Question

Draw a rough sketch of the curve, $y=\frac{x^2+3x+2}{x^2-3x+2}$ and find the area of the bounded region between the curve and x-axis.

Answer 1

$f\left(x\right)=\frac{(x+1)(x+2)}{(x-1)(x-2)}$

Graph will cut x-axis at $x=-1$ and $x=-2$

It is discontinuous at $x=1$ and $x=2$.
$\underset{x\to \infty }{lim}f\left(x\right)\to 1,\underset{x\to 1^{-}}{lim}f\left(x\right)\to +\infty$

$\underset{x\to 1^{+}}{lim}f\left(x\right)\to -\infty$

$\underset{x\to 2^{-}}{lim}f\left(x\right)\to -\infty$

$\underset{x\to 2^{+}}{lim}f\left(x\right)\to +\infty ,f\left(0\right)=1$.

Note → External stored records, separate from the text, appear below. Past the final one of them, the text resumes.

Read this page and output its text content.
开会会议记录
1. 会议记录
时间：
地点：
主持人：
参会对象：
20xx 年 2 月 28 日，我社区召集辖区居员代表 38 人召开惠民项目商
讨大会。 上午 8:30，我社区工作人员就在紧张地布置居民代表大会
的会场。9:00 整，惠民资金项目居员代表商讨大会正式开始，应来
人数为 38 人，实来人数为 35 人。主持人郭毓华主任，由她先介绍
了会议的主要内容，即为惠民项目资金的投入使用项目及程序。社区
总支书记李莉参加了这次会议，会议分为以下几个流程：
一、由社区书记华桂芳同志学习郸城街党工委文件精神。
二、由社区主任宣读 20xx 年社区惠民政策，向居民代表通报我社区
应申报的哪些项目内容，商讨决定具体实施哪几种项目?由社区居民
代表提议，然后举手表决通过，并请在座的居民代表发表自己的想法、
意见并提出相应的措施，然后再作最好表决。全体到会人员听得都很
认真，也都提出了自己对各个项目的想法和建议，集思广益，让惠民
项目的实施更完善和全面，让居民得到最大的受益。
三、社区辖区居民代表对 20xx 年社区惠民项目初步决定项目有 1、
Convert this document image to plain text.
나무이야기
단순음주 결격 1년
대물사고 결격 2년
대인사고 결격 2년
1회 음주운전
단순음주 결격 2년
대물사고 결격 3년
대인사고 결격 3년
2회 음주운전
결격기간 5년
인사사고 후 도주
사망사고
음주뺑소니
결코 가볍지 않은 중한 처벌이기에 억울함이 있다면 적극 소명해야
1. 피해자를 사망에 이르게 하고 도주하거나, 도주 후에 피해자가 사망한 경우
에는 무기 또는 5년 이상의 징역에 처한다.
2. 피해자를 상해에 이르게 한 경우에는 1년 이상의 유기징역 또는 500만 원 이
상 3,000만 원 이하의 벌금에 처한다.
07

Now we have to find the area of the shaded region. The required area

$=\left|{\int }_{-2}^{-1}f\right(x\left)dx\right|=\left|{\int }_{-2}^{-1}\left(\frac{x^2+3x+2}{x^2-3x+2}\right)dx\right|=|{\int }_{-2}^{-1}1+\frac{6x}{(x-1)(x-2)}dx|$

$=\left|[x{|}_{-2}^{-1}+6{\int }_{-2}^{-1}(\frac{2}{x-2}-\frac{1}{x-1})dx]\right|$

$=|[1+6[2ln|x-2|-ln|x-1|{]}_{-2}^{-1}|$

$=|1+6\left[2\right(ln3-ln4)-(ln2-ln3\left)\right]|$

$=|1+6[3ln3-5ln2]|$

$=6ln\left(\frac{32}{27}\right)-1$ sq. units.